I lowered to the couch, and he sat down next to me. I saw how careful he was with his right leg. Under his jeans, I saw that his ankle was bandaged too. “Nate! Where were you burned?”

“It’s no big deal. Just on my right side.”

“Down your whole right side? Your ribs? Hip? Thigh?”

“Yeah, pretty much.”

“Nate, you drove here?”

“It’s only an hour and a half.”

“But you need to have that leg up.” I put a pillow on the coffee table. “Come on. Put it up. It’s just me.”

He grinned and did what I said.

“You want something to drink?”

“No, I’m fine. I really just wanted to see how you are.”

“I’m okay. I just get a little bummed when my kids are gone. Divorce. It’s not for sissies.”

“Guess not.” He inclined his head a little until I met his eyes. “I’m sorry it didn’t work out.”

“Yeah, thanks. Never pictured myself divorced, fighting for custody. But life doesn’t ever really work out like you think it will.”

“No, it sure doesn’t.”

I folded my arms and locked in on him. “I didn’t think you’d ever come back here.” I could see that my words delivered a hard blow, but he didn’t recoil from them. He’d survived words before.

“Well, I had to recuperate, and it seemed like a good time to spend some time with the family. How are you feeling about the pardon?”

“Honestly? I can’t believe they let him out.”

“He served fourteen years.”

“You gotta love the governor’s pardoning powers. That’s the way our beloved justice system works, isn’t it?”

“He still says he didn’t do it.”

I rolled my eyes. “Of course he did it. You know that, don’t you?”

Nate sighed. “It sure looked like it. But they never investigated his story.”

“Because it was ludicrous. They were fighting in the bar. They went outside to finish. We’re supposed to believe that someone else came from out of nowhere, followed my father, and shot him for no reason?”

“I know. It was a lot to swallow.” Nate was rarely at a loss for words, but I could see he didn’t know what I wanted him to say. “I didn’t come here to relitigate all that. The outcome is the same, no matter what.”

That was the truth.

“Do you drink now?” Nate asked out of the blue.

I flinched as if he’d raised his hand to strike me. “What? No. Why would you ask that?”

“I thought I smelled it,” he said. “I’m not judging. I just wondered . . .”

“I told you. Life has me a little shaky right now.”

He looked at me as if considering that. “Custody battle sounds brutal.”

I sighed. “I don’t want to talk about that. Let’s talk about something else.”

“Like what?” He grinned, and I felt the heat radiating off his body. “Old times?”

I wished for another drink. “The old times are all recorded in the newspaper archives, if you want to reminisce.”

“Yeah, I guess they are. I meant before that.”

I deliberately looked away and locked onto the TV screen.

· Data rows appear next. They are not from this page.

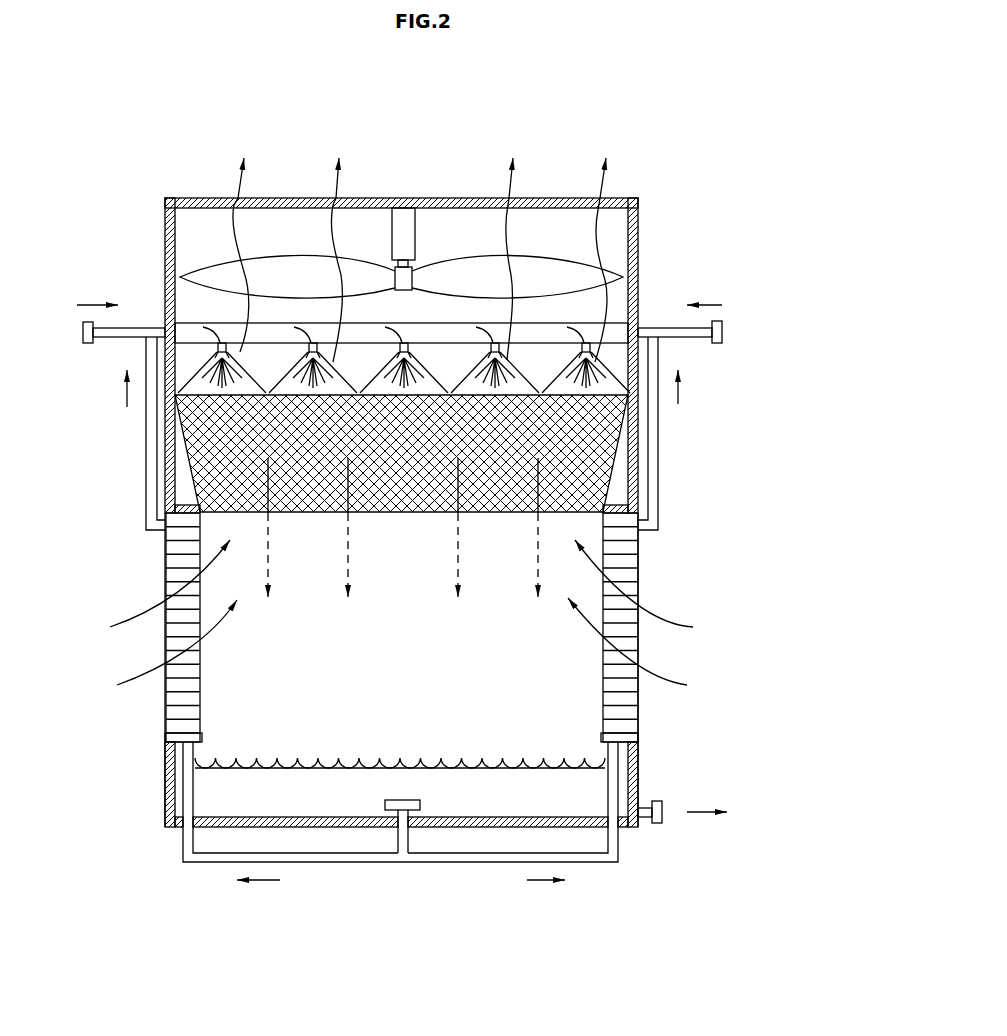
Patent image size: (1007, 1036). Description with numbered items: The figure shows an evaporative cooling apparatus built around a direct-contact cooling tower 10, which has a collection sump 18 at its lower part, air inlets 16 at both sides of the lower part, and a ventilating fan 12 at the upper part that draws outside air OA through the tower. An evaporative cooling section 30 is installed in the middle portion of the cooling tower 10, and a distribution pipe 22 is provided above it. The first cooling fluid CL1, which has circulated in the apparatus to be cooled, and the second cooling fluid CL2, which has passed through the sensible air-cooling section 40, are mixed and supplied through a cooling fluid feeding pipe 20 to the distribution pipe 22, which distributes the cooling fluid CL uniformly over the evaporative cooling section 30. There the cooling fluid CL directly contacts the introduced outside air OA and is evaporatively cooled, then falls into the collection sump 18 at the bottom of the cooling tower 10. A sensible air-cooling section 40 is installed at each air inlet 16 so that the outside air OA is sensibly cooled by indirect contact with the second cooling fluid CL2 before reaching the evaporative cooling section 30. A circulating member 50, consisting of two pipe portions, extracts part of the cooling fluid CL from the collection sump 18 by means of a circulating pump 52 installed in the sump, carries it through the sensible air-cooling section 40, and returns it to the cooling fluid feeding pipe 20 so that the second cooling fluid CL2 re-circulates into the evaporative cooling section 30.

The cooling tower 10 is at (566, 160).
The ventilating fan 12 is at (455, 258).
The air inlet 16 is at (172, 742).
The collection sump 18 is at (170, 790).
The cooling fluid feeding pipe 20 is at (668, 328).
The distribution pipe 22 is at (613, 327).
The evaporative cooling section 30 is at (580, 445).
The sensible air-cooling section 40 is at (163, 644).
The circulating member 50 is at (150, 460).
The circulating pump 52 is at (385, 806).
The cooling fluid CL is at (165, 562).
The first cooling fluid CL1 is at (718, 305).
The second cooling fluid CL2 is at (678, 404).
The outside air OA is at (680, 670).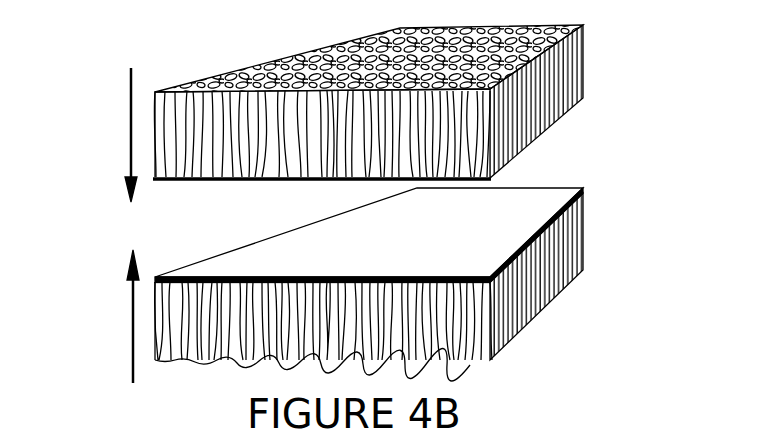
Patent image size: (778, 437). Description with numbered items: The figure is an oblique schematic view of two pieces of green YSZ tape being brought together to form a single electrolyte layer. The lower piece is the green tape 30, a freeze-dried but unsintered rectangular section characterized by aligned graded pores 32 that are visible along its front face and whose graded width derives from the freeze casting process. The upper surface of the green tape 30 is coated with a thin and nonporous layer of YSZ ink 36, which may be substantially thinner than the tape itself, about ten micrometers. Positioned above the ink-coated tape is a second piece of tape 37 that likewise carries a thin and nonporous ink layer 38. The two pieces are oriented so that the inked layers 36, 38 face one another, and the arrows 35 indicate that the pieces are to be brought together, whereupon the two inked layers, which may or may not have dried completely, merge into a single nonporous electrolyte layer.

The green tape 30 is at (375, 270).
The graded pores 32 is at (319, 332).
The arrows 35 is at (130, 307).
The layer of YSZ ink 36 is at (518, 223).
The second piece of tape 37 is at (583, 62).
The ink layer 38 is at (438, 90).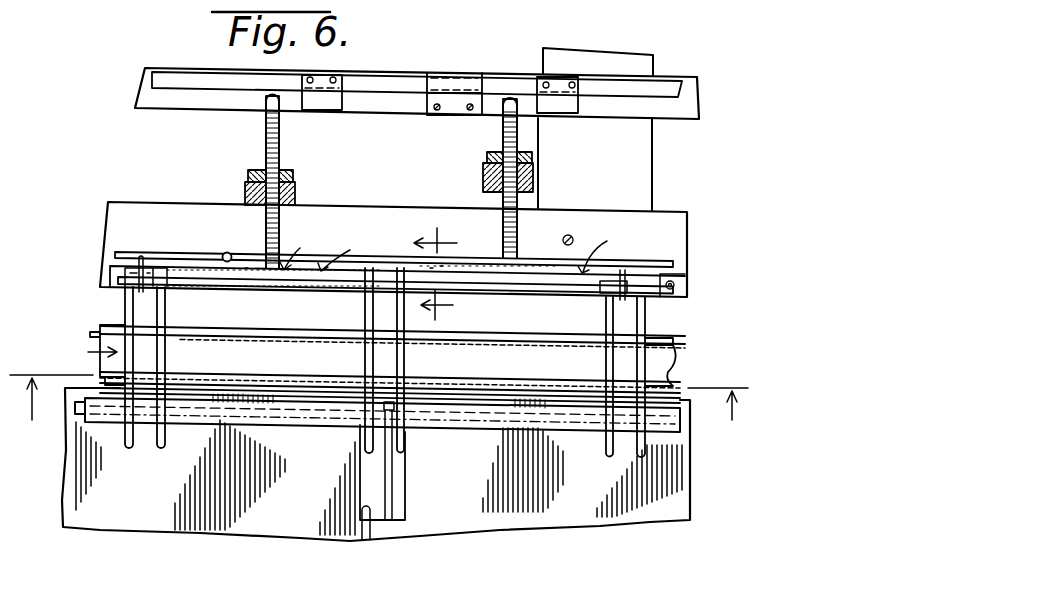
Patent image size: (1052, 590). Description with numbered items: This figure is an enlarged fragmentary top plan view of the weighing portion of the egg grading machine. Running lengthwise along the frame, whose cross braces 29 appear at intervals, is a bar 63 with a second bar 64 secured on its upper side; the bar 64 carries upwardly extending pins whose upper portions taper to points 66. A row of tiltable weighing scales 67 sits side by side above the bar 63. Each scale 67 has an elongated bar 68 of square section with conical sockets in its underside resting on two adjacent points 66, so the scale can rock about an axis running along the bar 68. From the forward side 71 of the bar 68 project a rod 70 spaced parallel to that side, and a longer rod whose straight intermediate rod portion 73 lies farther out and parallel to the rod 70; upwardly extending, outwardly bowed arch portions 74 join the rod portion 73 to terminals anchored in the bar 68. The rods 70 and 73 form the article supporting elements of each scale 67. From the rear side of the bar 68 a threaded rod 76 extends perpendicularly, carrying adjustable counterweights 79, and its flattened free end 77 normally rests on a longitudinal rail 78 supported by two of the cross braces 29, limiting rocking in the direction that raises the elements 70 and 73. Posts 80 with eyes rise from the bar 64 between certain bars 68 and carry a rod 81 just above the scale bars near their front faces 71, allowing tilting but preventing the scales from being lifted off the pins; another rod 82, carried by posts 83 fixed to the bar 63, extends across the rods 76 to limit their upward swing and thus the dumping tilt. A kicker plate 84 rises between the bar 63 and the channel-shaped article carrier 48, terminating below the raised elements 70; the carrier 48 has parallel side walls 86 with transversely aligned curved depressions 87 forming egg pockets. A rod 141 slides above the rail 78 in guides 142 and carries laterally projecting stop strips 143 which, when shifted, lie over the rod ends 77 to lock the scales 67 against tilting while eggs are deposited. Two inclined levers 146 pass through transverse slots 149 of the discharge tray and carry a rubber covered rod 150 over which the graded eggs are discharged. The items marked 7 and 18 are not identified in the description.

“Are these your children?”

I glanced back at him and saw that he was looking at a picture on my end table. My face softened. “Yeah. Sophia and Noah.”

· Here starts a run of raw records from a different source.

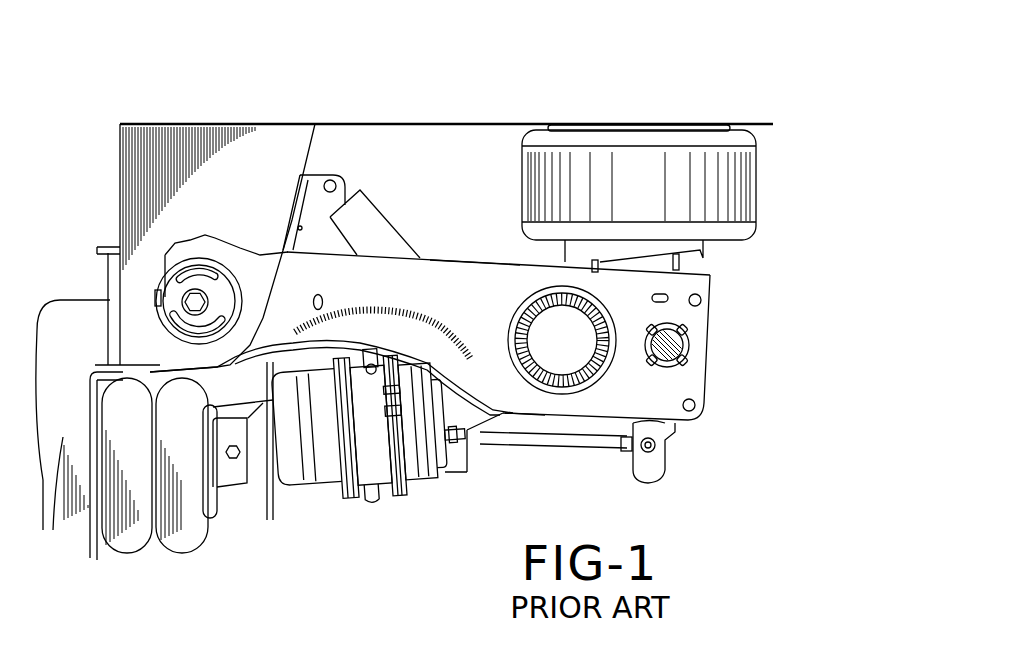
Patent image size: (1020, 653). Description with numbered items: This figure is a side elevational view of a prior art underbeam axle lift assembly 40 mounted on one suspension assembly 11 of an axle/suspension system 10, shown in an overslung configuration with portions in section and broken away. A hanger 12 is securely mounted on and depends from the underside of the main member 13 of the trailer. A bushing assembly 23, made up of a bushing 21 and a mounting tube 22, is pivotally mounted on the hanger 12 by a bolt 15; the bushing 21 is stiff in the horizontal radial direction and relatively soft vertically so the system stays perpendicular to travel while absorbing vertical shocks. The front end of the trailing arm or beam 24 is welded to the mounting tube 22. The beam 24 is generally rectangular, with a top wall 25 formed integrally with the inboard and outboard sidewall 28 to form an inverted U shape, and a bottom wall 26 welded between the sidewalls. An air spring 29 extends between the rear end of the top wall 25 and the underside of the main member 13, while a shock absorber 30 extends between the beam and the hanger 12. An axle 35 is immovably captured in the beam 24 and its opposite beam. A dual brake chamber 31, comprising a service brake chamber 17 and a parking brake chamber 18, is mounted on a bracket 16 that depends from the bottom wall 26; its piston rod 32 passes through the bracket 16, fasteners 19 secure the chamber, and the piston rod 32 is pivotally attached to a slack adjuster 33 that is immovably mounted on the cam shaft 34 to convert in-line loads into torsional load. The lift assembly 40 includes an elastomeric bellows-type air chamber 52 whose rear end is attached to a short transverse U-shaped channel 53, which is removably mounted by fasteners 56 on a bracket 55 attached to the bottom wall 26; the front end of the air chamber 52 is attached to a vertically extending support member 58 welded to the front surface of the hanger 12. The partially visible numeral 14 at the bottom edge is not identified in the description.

The axle/suspension system 10 is at (692, 105).
The suspension assembly 11 is at (444, 227).
The hanger 12 is at (209, 193).
The main member 13 is at (418, 124).
The axle 14 is at (397, 649).
The bolt 15 is at (193, 307).
The bracket 16 is at (473, 437).
The service brake chamber 17 is at (410, 483).
The parking brake chamber 18 is at (310, 485).
The fasteners 19 is at (443, 458).
The bushing 21 is at (217, 293).
The mounting tube 22 is at (232, 284).
The bushing assembly 23 is at (250, 304).
The beam 24 is at (715, 398).
The top wall 25 is at (473, 262).
The bottom wall 26 is at (523, 417).
The outboard sidewall 28 is at (457, 325).
The air spring 29 is at (622, 177).
The shock absorber 30 is at (365, 223).
The dual brake chamber 31 is at (385, 497).
The piston rod 32 is at (557, 437).
The slack adjuster 33 is at (648, 462).
The cam shaft 34 is at (670, 347).
The axle 35 is at (568, 378).
The axle lift assembly 40 is at (88, 568).
The air chamber 52 is at (117, 553).
The U-shaped channel 53 is at (233, 455).
The bracket 55 is at (267, 440).
The fasteners 56 is at (257, 443).
The support member 58 is at (71, 430).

He smiled, the crow’s feet next to his eyes deeper than they’d been before. I liked the way they looked on him.

“They look just like you. Two little brunettes. The little girl—Sophia, you say?—she has your eyes. And look at Noah’s face. Are those freckles?”

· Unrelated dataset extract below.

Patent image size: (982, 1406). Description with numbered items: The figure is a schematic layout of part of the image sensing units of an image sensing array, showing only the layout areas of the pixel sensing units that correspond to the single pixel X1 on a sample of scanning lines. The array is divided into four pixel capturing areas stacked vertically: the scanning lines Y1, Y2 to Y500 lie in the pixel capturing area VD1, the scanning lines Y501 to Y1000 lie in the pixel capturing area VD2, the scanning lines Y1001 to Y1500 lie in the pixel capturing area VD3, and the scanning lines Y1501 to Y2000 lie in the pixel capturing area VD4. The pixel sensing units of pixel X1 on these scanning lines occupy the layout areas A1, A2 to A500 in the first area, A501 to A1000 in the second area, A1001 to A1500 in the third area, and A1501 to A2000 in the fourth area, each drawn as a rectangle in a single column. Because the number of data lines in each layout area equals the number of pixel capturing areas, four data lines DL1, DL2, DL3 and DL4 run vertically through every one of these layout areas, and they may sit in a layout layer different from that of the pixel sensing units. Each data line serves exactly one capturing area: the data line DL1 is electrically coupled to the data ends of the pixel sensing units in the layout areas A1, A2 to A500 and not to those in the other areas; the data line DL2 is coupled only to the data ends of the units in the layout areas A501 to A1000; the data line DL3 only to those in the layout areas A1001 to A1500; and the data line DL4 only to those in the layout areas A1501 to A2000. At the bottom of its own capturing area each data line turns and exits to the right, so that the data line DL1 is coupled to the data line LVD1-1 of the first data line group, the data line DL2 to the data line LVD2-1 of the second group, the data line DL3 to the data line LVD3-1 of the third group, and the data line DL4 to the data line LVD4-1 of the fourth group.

I felt the despair seeping out of me and a tentative joy seeping in. “Yeah. All over his nose.”

He laughed, as though he was as smitten as me. “You’re lucky,” he said. “Real lucky.”

I stared down at the framed photo, part of me wishing I could open the floodgate and tell him just how unlucky I was.

“Oh, but I forgot. You don’t believe in luck, do you?” he asked.